In 2016, after years of dyeing my hair, I decided to grow out my natural colour. To have a look at what I’ve been covering up for 15 years and see if I liked it. It’s now chin-length, and I do like it. But it’s taken me a while to accept one small fact; I’m not as ginger as I thought I was.
Let me backtrack. I’ve had a complicated relationship with my hair colour since I was aged 13, when a friend and I shared a pack of red hair dye, leaving her brunette strands with a hint of red and turning my fine, silky blonde hair a pleasing ginge, albeit dry and damaged. “What have you done?” and “Your hair was so nice before” were comments I was met with at school. Plus, my mum was furious, despite being a lifelong henna-head herself.
From then on I became focused on getting my blonde hair back, but it never came back; even when the roots grew in they were red-brown, and my hair was no longer silky and straight. The dye damage had made it an unruly, half-wavy half-straight, unmanageable mess. I felt like I’d ruined my hair, and my LIFE (emotional times).
As I’m pretty sure all of us know, UK school kids (and some adults) can be tough on young redheads. I was never overtly bullied – it’s possible I escaped by having a slightly more ambiguous hair colour – but I definitely absorbed the prejudice. I became very self-conscious about my hair. Whenever someone around me insulted red hair I felt myself shrinking, especially as there was usually a moment of panic in their eyes as they checked my roots and assessed whether they had just insulted me.
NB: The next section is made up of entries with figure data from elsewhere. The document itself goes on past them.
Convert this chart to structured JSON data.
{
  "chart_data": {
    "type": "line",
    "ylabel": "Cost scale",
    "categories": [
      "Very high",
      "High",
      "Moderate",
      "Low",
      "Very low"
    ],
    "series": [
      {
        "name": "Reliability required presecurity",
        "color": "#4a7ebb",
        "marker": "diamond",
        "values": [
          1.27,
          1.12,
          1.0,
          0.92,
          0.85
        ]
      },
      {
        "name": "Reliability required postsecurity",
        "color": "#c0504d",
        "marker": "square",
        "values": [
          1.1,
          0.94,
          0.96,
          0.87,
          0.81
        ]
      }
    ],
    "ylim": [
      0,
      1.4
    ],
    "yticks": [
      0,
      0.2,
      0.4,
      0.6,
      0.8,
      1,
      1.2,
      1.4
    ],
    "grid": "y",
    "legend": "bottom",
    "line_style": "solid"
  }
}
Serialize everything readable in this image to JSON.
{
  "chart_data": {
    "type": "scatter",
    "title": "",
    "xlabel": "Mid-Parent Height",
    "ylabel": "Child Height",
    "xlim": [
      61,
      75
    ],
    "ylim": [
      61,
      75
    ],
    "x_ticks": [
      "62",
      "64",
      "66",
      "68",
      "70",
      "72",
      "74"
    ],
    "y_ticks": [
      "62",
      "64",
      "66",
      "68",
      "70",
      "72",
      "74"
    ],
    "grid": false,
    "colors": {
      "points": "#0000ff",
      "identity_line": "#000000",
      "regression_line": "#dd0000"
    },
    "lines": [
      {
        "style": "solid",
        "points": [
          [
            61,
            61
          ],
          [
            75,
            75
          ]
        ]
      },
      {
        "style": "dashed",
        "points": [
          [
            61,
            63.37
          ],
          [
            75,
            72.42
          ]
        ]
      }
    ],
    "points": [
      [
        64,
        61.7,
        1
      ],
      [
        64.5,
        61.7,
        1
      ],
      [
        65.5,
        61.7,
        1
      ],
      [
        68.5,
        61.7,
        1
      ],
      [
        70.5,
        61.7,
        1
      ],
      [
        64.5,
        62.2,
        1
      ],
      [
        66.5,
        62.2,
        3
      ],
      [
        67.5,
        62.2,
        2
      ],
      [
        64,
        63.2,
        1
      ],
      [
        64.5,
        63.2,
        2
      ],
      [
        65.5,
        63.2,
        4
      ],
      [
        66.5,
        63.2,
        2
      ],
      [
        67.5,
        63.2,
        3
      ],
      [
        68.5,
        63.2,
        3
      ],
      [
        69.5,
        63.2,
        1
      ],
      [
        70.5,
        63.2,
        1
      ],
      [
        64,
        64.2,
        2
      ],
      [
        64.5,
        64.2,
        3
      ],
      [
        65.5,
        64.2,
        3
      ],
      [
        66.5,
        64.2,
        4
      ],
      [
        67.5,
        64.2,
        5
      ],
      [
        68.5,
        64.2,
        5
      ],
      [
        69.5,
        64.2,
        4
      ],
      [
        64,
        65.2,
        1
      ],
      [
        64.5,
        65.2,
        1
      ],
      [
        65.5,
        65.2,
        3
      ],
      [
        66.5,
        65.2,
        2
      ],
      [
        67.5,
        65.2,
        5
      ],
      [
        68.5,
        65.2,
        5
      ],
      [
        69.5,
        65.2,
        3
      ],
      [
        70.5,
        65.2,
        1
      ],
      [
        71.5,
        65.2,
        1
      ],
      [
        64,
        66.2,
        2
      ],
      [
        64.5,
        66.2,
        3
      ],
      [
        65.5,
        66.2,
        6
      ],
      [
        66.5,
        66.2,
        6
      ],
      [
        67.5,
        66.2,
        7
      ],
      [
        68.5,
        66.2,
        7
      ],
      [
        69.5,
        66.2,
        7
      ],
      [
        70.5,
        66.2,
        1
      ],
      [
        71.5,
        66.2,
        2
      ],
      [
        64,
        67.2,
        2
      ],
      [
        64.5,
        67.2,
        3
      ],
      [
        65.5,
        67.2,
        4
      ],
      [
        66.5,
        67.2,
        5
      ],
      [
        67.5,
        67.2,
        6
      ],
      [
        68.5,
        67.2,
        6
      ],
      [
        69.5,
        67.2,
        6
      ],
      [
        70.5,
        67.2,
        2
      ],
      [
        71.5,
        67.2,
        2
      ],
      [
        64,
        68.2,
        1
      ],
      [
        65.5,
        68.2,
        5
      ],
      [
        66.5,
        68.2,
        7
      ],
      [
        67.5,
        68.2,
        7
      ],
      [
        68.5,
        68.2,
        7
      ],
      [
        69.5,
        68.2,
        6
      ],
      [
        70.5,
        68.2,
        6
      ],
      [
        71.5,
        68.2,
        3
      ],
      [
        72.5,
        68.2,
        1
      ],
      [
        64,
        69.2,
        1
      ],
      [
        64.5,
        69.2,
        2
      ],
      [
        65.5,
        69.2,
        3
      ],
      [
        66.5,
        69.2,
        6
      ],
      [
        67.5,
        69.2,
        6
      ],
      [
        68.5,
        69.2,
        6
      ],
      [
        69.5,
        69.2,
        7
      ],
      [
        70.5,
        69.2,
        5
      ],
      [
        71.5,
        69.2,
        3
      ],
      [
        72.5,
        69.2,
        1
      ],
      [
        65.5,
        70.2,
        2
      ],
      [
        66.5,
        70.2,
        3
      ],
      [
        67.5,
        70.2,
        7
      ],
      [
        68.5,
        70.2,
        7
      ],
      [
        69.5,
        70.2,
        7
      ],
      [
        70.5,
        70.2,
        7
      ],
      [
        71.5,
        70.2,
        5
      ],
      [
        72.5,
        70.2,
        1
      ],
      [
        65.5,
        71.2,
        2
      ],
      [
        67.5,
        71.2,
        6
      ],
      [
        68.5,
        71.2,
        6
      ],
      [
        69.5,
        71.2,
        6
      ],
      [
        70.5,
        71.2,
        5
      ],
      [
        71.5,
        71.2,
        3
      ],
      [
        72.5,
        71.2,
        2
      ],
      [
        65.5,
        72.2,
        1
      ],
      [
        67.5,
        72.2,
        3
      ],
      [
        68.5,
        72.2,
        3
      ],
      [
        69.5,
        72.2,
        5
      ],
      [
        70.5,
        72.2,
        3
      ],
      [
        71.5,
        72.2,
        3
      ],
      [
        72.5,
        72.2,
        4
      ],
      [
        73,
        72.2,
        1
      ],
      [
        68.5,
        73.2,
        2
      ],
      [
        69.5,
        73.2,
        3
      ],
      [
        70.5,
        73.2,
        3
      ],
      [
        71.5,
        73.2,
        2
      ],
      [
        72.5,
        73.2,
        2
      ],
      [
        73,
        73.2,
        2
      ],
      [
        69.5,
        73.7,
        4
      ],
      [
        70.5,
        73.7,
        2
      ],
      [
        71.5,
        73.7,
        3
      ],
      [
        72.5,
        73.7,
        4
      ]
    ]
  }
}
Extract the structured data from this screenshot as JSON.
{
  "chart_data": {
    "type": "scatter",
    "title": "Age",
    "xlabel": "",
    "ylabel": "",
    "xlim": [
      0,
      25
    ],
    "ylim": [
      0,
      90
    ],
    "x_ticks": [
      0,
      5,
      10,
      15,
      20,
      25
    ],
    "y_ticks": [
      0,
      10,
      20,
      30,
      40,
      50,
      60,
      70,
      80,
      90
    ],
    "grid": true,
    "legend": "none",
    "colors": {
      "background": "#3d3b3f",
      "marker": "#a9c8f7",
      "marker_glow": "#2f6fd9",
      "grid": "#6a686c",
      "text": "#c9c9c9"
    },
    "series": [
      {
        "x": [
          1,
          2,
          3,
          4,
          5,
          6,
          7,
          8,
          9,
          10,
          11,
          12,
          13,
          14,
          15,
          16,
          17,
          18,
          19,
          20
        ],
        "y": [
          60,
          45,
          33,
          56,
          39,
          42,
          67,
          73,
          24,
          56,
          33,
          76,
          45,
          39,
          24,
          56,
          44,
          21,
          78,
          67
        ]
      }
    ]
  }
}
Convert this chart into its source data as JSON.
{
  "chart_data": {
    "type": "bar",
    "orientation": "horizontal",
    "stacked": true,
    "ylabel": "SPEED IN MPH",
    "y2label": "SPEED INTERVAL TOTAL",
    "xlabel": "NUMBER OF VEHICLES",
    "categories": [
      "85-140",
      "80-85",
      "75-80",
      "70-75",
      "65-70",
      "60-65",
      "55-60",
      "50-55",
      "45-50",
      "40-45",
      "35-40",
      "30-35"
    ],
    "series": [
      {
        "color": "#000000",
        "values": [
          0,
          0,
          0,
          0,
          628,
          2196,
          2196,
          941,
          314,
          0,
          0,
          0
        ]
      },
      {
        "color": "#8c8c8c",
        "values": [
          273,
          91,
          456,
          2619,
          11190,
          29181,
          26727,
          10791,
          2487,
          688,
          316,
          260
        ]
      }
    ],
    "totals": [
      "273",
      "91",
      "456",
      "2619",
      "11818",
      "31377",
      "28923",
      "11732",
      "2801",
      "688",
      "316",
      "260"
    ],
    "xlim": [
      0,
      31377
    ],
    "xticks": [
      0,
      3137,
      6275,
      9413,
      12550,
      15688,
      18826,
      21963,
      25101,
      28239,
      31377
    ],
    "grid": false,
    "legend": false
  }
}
Cue many years of bleaching, straightening, and blow-drying upside down in an attempt to look like Friends series 5 Rachel, though I never quite emulated her. Here’s what I managed instead:
After five years of bleach I tried black hair, brown hair, a shaved head, more bleach, a blunt fringe, layers, and about 18 different side fringes. Last year I was considering a perm. But finally, it seems, the urge to change my appearance has gone away. This is something akin to magic for someone so enduringly beguiled by ‘self-improvement’.
What brought about this change? Something as simple as accepting my natural hair colour. I had about four inches of roots when I stumbled upon Ginger Parrot for the first time, along with others that are dedicated to celebrating red hair. It was exactly what I needed to see and it changed my entire hair-identity. Now I find red to be the most beautiful of hair colours.
But then guess what happened? My hair suddenly wasn’t red enough! Sure, my dentist referred to me as a redhead (which was great) and it looks warm under most lights, but some people say I have brown hair, others think ash blonde, and others reddy-brown. The only thing that’s become obvious is that I quiz people about my hair too often. When my little cousin comes to visit I ask, “What colour would you say my hair is..?” “Light brown?” “Oh.”
So now, ironically, I’ve had to accept being less redheaded than I thought I was. And not having an easy answer to the question, “What colour is your hair?”